1. My maternal grandmother who lived across the street from us had severe rheumatoid arthritis. My mother was her caretaker for many activities. I never saw her walk. She had the classic steroid induced facial features and classic severe RA changes in her hands. But, she knitted, painted and drew pictures. She was my own Grandma Moses. We played marbles when I was a small boy and made Christmas ornaments together.
2. I loved the smell of Dr. Martin's office (my Family Physician) and felt a curiosity about medicine from a young age. I admired the doctor and the personal nature of his practice in Miamisburg, OH.
3. My mother got polio when I was a child which affected her legs and trunk, leaving her mobility impaired for a few months before an almost complete recovery. Then she got depression (before antidepressants were invented) and was hospitalized for several months.
4. Several musculoskeletal injuries and one repaired nasal septum in HS and at West Point refreshed my curiosities about medicine.
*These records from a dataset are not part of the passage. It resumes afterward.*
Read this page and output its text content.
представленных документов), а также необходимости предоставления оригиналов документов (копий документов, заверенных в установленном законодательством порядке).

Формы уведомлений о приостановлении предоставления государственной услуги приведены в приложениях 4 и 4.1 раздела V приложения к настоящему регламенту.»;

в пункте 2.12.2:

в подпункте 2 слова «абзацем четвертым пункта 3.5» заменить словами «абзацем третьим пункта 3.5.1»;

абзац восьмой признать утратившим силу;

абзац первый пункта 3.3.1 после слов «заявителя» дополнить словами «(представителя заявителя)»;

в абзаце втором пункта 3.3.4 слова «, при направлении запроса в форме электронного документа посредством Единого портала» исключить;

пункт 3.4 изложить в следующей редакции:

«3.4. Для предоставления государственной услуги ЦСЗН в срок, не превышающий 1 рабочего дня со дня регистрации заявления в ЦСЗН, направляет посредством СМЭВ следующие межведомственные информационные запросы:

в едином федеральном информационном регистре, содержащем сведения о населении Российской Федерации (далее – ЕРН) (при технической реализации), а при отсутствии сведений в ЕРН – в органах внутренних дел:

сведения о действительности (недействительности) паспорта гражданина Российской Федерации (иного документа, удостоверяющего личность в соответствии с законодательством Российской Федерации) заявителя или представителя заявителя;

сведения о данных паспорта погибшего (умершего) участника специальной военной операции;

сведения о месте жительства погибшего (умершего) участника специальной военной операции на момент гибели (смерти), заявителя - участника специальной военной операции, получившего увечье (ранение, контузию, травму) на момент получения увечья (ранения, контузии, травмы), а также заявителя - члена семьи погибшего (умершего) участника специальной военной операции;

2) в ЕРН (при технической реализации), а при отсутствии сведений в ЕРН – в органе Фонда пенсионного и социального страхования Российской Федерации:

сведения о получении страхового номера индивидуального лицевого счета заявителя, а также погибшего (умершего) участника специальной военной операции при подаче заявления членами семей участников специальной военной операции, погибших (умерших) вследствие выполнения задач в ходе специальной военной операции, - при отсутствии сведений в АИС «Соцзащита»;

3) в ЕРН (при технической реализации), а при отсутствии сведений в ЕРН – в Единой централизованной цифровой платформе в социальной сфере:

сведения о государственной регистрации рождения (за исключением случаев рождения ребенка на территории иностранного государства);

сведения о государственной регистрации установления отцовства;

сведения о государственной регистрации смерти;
I kept thinking of becoming a physician.
5. Medical school at Ohio State and Family Medicine training at Penn State in Hershey, PA taught me about individual and public health needs, from rural farms and nursing homes to small towns and Indian reservations in Arizona on a special multi-disciplinary elective experience with pharmacy and nursing students. Special populations in PA, death and dying, Legionnaire's Disease, Three Mile Island with a partial meltdown of a nuclear reactor all added to my activist motivation. Advocacy in organized medicine resulted from my desire to improve medical teaching and to enhance radiation safety. It was a good start.